Office of Research Computing

Storage and Data Transfer

Storage
Executive Summary
  • Storage System: MEMORI
  • Cost: $60 per Terabyte per year
  • Usable Capacity: ~5 Petabytes (PB)
  • Backup: Researchers’ responsibility
  • Access: Via ORC clusters or network share
  • Sharing: Via Globus
  • End of Life: October 2028

The Office of Research Computing (ORC) offers storage space on its MEMORI system to Mason researchers to store their research data.  This storage is for open and public data only and cannot be used for storing sensitive or private data.  The current raw storage installed is 10PB  and the end of life of this storage is October 2028.   As we use erasure coding and replication to store data, storage on the MEMORI system is highly redundant and the usable storage is half the raw storage, or approximately 5PB .  Please note that the data is not backed up.  Storage is provided to researchers on a cost-recovery basis at $60 per terabyte per year.  Smaller chunks are not provided.

The storage will be accessible on the head/login and compute nodes of the ORC high performance computing (HPC) clusters.  It can also be configured to be accessible as a network drive on researchers’ workstations/laptops using Samba/SMB from the GMU network and VPN (Virtual Private Network).  The storage can also be accessed using Globus through ORC’s data transfer nodes (DTNs).  Data can be shared with external collaborators using the Globus data transfer tool.

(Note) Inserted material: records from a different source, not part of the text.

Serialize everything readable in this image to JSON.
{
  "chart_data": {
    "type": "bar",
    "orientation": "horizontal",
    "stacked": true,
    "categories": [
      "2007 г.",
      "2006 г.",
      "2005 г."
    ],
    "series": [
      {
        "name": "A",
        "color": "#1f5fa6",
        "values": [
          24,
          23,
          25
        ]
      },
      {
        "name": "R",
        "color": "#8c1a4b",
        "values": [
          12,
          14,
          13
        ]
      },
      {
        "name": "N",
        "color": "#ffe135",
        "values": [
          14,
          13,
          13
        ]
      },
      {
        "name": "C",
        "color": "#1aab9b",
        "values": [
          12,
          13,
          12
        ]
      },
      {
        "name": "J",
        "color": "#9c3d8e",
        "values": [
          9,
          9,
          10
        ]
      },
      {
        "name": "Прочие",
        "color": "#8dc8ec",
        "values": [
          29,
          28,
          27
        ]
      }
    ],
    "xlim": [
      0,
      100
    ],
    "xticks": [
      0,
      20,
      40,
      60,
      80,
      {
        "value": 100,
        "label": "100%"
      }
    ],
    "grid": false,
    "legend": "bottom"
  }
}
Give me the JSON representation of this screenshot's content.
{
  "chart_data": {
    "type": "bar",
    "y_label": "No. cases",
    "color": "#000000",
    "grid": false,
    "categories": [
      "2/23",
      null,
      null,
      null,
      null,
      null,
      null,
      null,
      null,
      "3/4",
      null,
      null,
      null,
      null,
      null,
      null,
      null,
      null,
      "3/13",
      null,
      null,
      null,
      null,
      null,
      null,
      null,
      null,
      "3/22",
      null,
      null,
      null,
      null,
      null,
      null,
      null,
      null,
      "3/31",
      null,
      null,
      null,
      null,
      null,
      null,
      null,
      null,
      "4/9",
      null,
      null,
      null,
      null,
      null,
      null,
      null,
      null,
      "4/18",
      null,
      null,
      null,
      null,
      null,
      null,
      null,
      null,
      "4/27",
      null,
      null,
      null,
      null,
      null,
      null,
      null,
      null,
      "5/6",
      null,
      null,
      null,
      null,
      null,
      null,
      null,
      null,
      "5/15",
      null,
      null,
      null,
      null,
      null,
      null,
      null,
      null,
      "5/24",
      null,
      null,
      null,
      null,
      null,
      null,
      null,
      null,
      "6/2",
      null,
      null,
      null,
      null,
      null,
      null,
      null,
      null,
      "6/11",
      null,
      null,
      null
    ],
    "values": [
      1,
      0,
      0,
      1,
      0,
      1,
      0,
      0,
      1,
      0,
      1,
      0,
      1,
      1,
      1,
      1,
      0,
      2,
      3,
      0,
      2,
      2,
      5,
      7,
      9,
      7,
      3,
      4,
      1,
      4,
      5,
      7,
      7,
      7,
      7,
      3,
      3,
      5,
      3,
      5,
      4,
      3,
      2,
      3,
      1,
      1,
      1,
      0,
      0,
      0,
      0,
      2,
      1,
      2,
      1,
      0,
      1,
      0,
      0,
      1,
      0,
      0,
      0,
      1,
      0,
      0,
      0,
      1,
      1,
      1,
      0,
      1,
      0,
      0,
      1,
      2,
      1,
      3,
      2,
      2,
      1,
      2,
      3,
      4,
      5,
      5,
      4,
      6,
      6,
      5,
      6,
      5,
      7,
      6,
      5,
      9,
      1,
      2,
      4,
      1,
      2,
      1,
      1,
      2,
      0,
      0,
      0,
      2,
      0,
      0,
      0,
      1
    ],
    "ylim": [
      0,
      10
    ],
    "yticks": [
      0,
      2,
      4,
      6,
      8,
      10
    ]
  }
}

New Storage Costs – Effective – 7/1/2024
  • The new rate for data storage is $60/TB/year and is valid for 5 years. Proposals submitted in FY24 and beyond with award dates after 7/1/2024 should include the new rate in the proposal budgets.
  • Researchers must determine how much storage is needed and budget for the amount required.
  • The storage space is to be used to store and share research data only.
  • The rate of $60/TB/year is a yearly rate, and the storage cost will be charged every year. Please budget for each year.
  • Storage cost is not prorated and is charged for the entire fiscal year regardless of when it is purchased.
  • Researchers must complete and sign a storage Service Level Agreement (SLA) outlining the terms of the storage purchase and provide an account against which the storage charges will be made. If the storage payment is not made when it is due, any data will be retained in place for 3 months, then moved to our cold archives for 3 months before it is permanently deleted.
  • F&A charges are not levied if “Indirect” funds are used to pay the storage cost.

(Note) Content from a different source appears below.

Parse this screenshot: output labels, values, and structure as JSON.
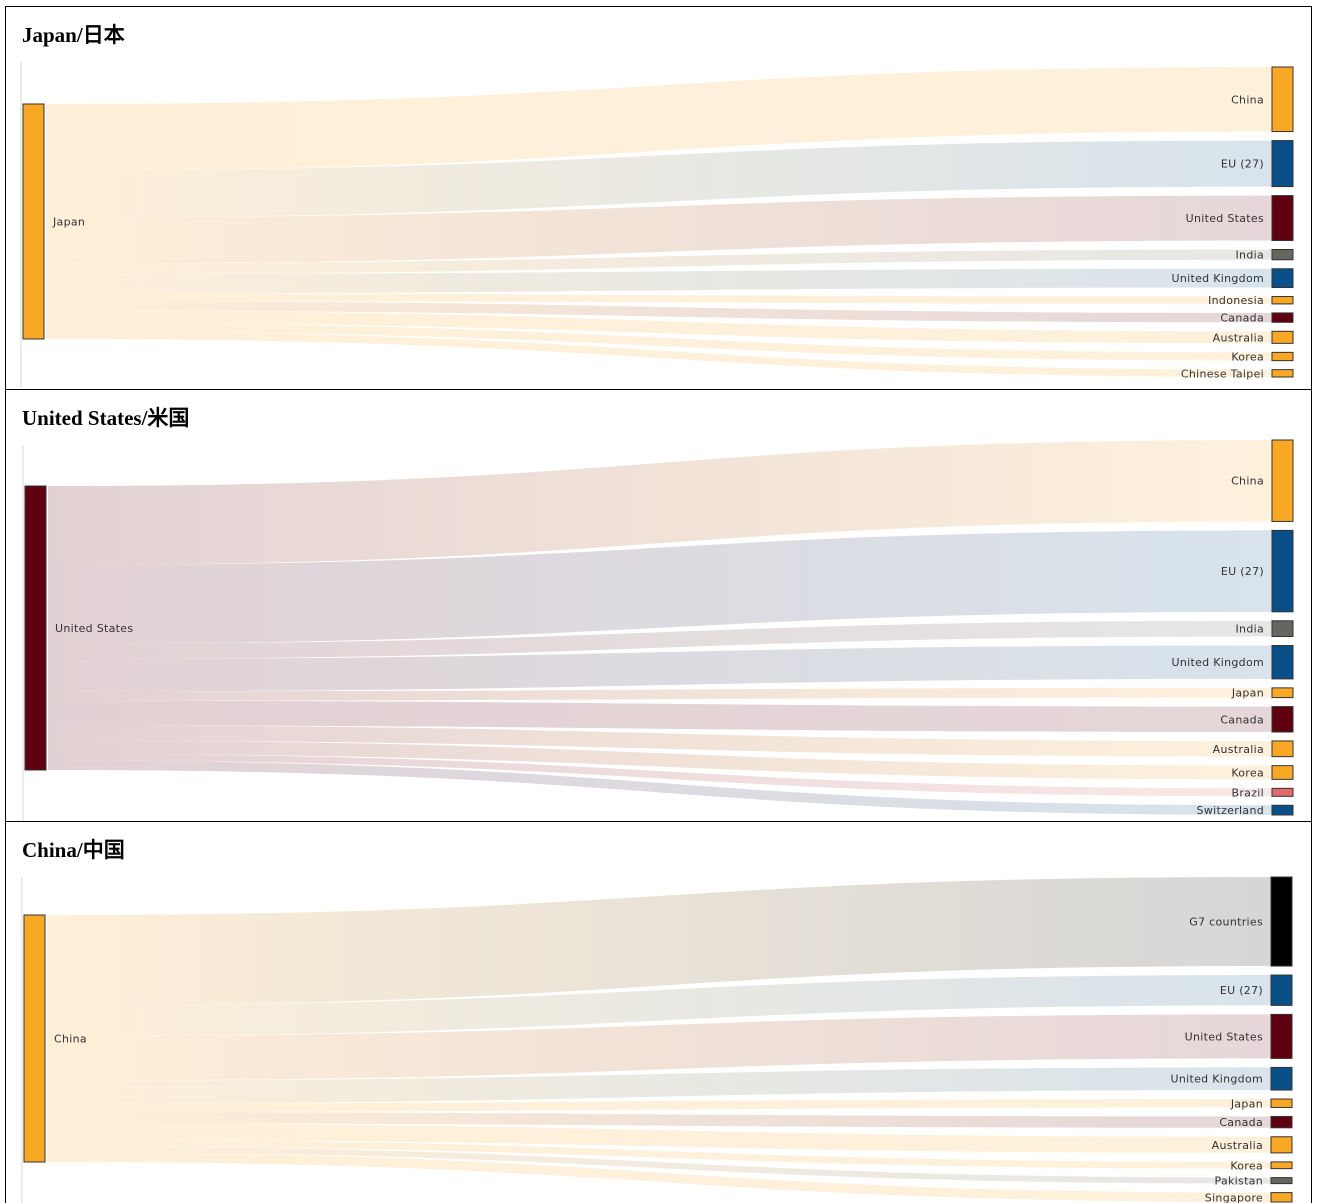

If you are interested in purchasing storage, please submit a ticket at orchelp@gmu.edu to schedule a consultation.

GitLab

The ORC operates a GitLab server that is available to all researchers at Mason at no cost.  Please submit a help request for assistance accessing this service.

Data Transfer and Sharing
GUI and Command Line File Transfer

File transfer between ORC systems and between ORC systems and end-user systems is generally performed using command line file transfer commands such as scp or sftp, or graphical clients such as Filezilla or Cyberduck that support the scp and sftp protocols.  If the storage has been provisioned as a SMB/CIFS share normal Windows files sharing may be used to transfer files.  Data may also be shared with non-Mason collaborators and transferred to and from external repositories using Globus. We recommend using Globus, especially for large transfers, as it provides a robust transfer method that is tolerant of interruptions.

Globus

Mason subscribes to the Globus research data management service operated as a non-profit service by the University of Chicago. Globus provides a web-based interface to securely facilitate parallel, load-balanced, fault-tolerant data transfers ranging from Megabytes to Petabytes. Users may access the Globus Connect portal to transfer data between clusters operated by the Mason ORC and clusters run by other agencies, such as the NSF ACCESS program or other high-performance computing centers worldwide. The portal may also transfer files from home, office, or lab-based systems such as laptops, desktops, or scientific instruments. Globus also provides a simple method for sharing data with collaborators and a feature-full REST API and python-based programming SDK to permit the creation of data portals and automate routine data distribution and sharing tasks.

Globus allows sharing data without requiring accounts for collaborators on the system where the data resides. Any storage system provisioned through Globus can be easily configured to enable secure data sharing. Once configured, select directory paths may be shared with either read-only or read-write access. Collaborators receive an email with a link to the shared directory paths and can then use Globus to transfer data from/to your storage system directly and securely.

Mason has the High Assurance subscription levels of Globus. This subscription enables Mason to identify storage systems that contain sensitive data requiring a higher level of protection, including Personally Identifiable Information (PII), and controlled but unclassified data. Globus will ensure that stricter access policies, as required by the institution, are enforced on High Assurance data.

Detailed information on using Globus at Mason can be found on the ORC Wiki.